Aumento que o regulador prevê manter-se a médio prazo, apesar de alertar que  «o potencial de crescimento dos seguros está a ser restringido pelos efeitos negativos da crise que o país atravessa sobre o rendimento das famílias e o emprego.»

Ainda neste estudo, citado pela Lusa, é definido o perfil típico do utente detentor de apólices de seguros de saúde em Portugal. Segundo a ERS o utente tem entre «30 e 64 anos» e é detentor de uma apólice de saúde há mais de três anos.

O custo e as situações não cobertas são o principal motivo de insatisfação dos segurados. No estudo foram analisadas as práticas contratuais em vigor e a ERS conclui que as seguradoras retiram das coberturas «intervenções médico-cirúrgicas com custos elevados e estipulam limites em termos de quantidade de sessões de fisioterapia ou de consultas de especialidade».

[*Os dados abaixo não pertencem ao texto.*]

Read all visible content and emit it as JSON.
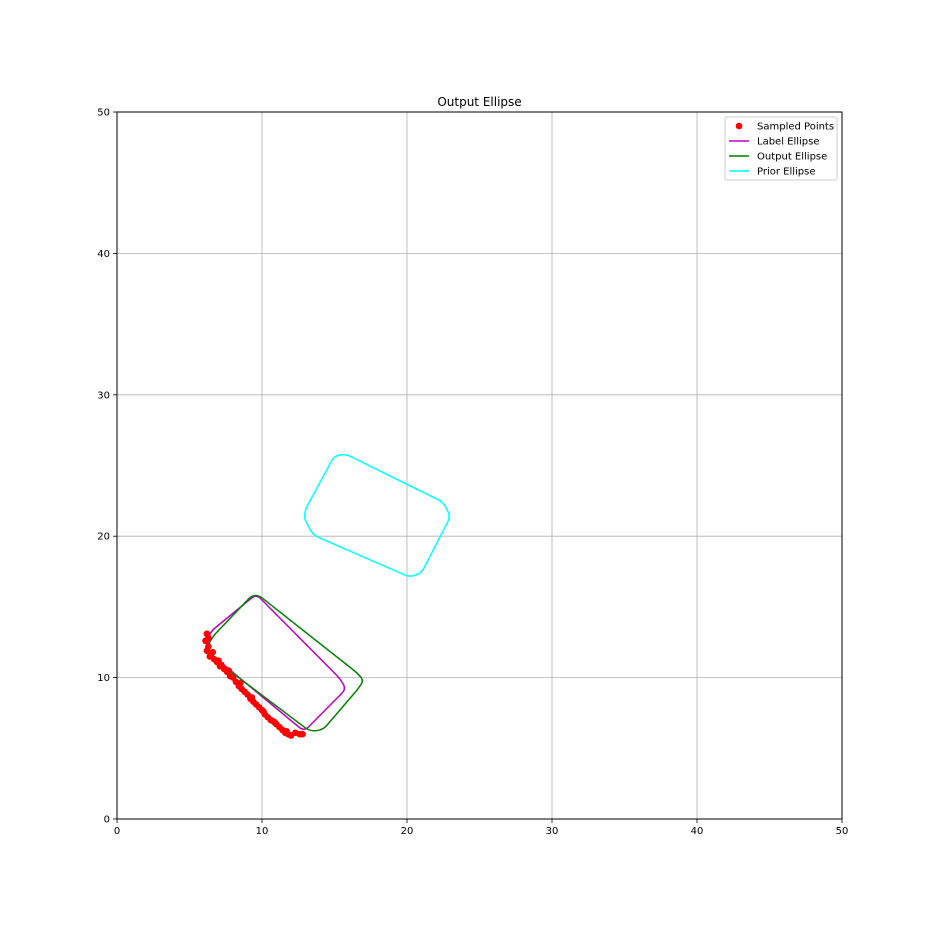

A ERS detetou ainda que as apólices excluem tratamentos que «possam ser necessários ao tratamento de doença entretanto adquirida pelo segurado ou determinam limites de idade para contratar e para cessar o contrato de seguro».

Por este motivo, a ERS conclui:

«Se os seguros de saúde não fossem complementares, passando a substituir o SNS na cobertura das despesas em saúde dos cidadãos, a universalidade do acesso aos cuidados de saúde não estaria garantida.»